Euromissiles : qui veut la paix…

Le Continuum, 28 novembre 1983 – Éditorial

DANS un mois les premiers missiles que les Américains déploient en ce moment en Europe de l’Ouest seront opérationnels. Ce qui fut une décision théorique en 1979 est aujourd’hui fait accompli. Nous voici donc arrivés au bout de la route et, malgré les grands discours et les projets de paix, la course aux armements nucléaires se poursuit.

Pourquoi donc, à la demande même des gouvernements européens, les Américains ont-ils décidé, en décembre 1979, de déployer 108 Pershings et 464 missiles de croisière dans cinq pays à partir de 1983 ?

Cette décision se voulait la contrepartie au déploiement, à partir de 1977, de missiles soviétiques SS-20 à trois têtes nucléaires qui visent à remplacer les SS-4 et SS-5. Ces nouvelles armes accroissent de façon substantielle la menace qui pèse sur la sécurité du continent européen.

Pour l’OTAN il s’agit de rétablir l’équilibre rompu par l’URSS au niveau nucléaire sur le théâtre européen, geste qui s’inscrit dans la politique de dissuasion effective depuis vingt ans. Cependant, depuis maintenant trois ans, les imposantes manifestations pacifistes prouvent que de larges secteurs des populations américaines et européennes craignent de plus en plus une conflagration nucléaire entre les deux Grands.

Certes, des communistes pro-soviétiques font partie des différents mouvements de paix et il est certain que Moscou tente, par leur intermédiaire, de manipuler en sa faveur l’opinion publique occidentale. Toutefois, la majorité des manifestants pacifistes sont sincèrement tourmentés par l’accroissement des tensions mondiales.

En faisant pression sur les gouvernements, les pacifistes forcent les décideurs politiques et militaires à justifier leurs actions et à ne plus tenir cachées les informations touchant à la sécurité nationale. Voilà un acquis important du mouvement pacifiste, et il est louable que leur action ait contribué à sensibiliser et à mobiliser une partie de la population.

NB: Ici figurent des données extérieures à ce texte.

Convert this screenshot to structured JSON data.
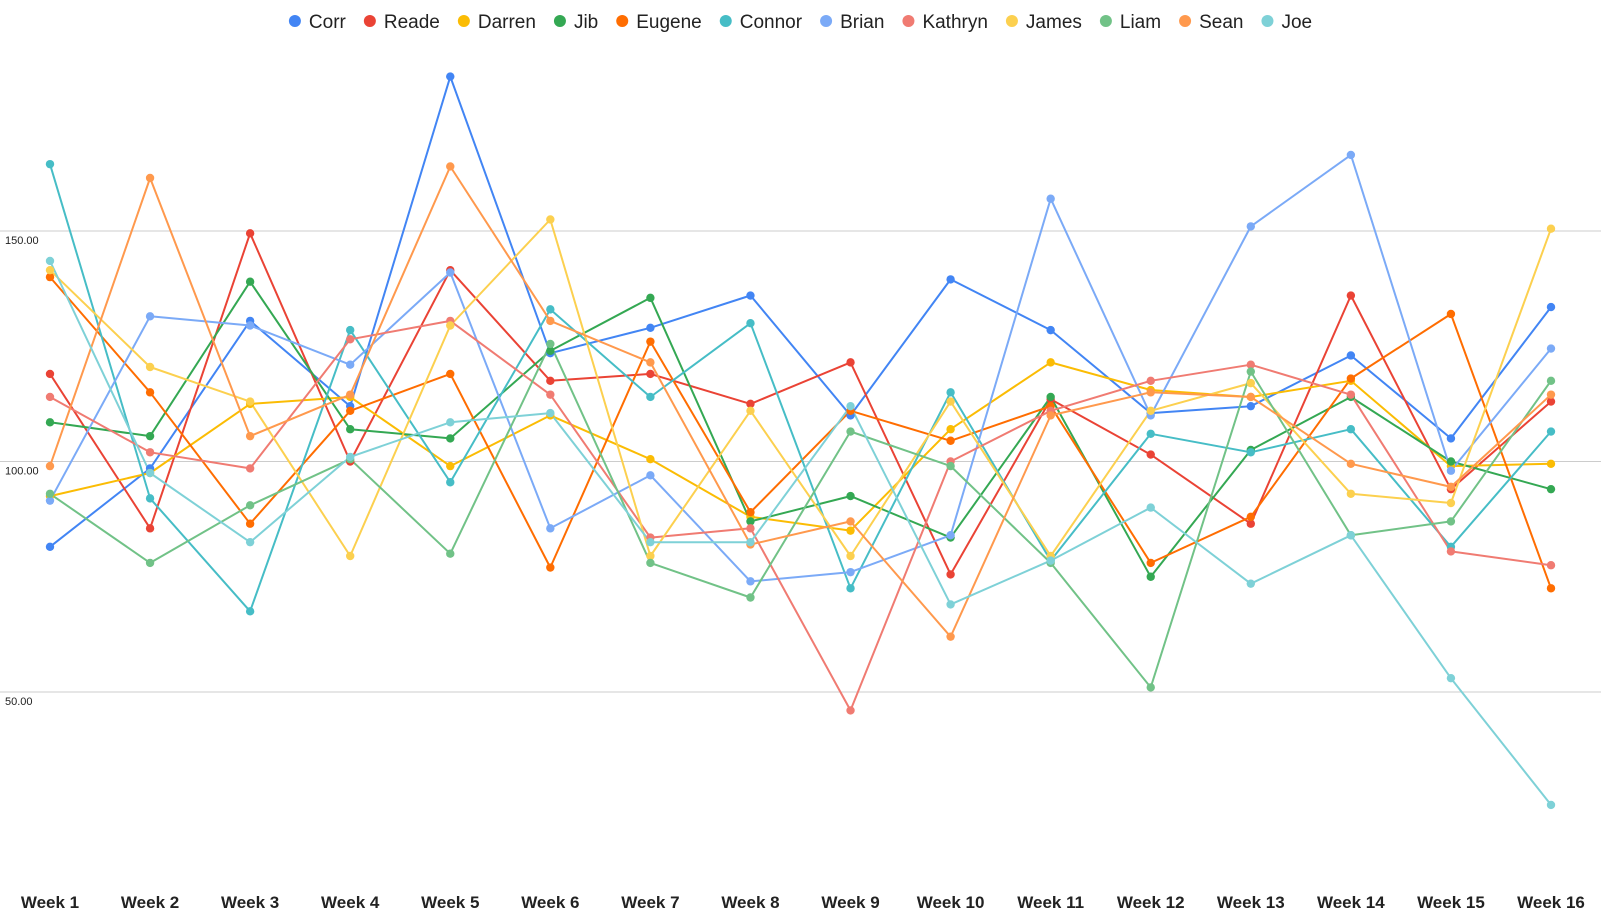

Comment ces 572 nouveaux missiles peuvent-ils faire la différence avec les 43 000 ogives nucléaires déjà présentes dans l’arsenal des grandes puissances ? Ce n’est donc pas sur le plan militaire qu’il faut comprendre la décision de l’OTAN. Celle-ci s’explique surtout par des considérations éminemment politiques.

L’Europe, se sentant menacée par les SS-20, veut lier sa défense à celle des États-Unis. En effet, elle pense depuis quelques années que les Américains, en cas de conflit, hésiteront à sacrifier leur propre territoire national pour la sauvegarde de l’Europe. En permettant aux États-Unis de disposer de fusées sur son territoire, l’Europe oblige les Américains à les utiliser en cas d’agression soviétique.

Même si l’argumentation européenne est fort justifiée et compréhensible, il faut toutefois admettre qu’à la base, elle ne règle pas le fond du problème qui est celui de l’escalade nucléaire.

Depuis 1960, les deux Grands accumulent des armes nucléaires tout en soutenant qu’elles sont une condition nécessaire au maintien de la paix. À chaque négociation entre les deux blocs, les protagonistes trouvent toujours un nouvel argument pour augmenter leurs arsenaux, tout en signant des accords limitant le nombre des vecteurs ou des ogives, la portée des missiles.

Toutes ces subtilités font apparaître une évidence : le manque de volonté politique des deux grands les empêche d’établir une relation de confiance mutuelle. La détente, qui avait amené une période d’échanges entre les grandes puissances, a fait place à une politique de confrontation où la force militaire prend le pas sur le dialogue.

Cette situation ne peut continuer sans risquer d’augmenter considérablement les tensions internationales, déjà fort préoccupantes. Dès lors, des initiatives comme celle entreprise par le premier ministre Pierre-Elliott Trudeau, même si elle trahit une certaine saveur électorale, doivent être appuyées, car elles peuvent constituer l’amorce du rétablissement d’un dialogue constructif entre l’Est et l’Ouest.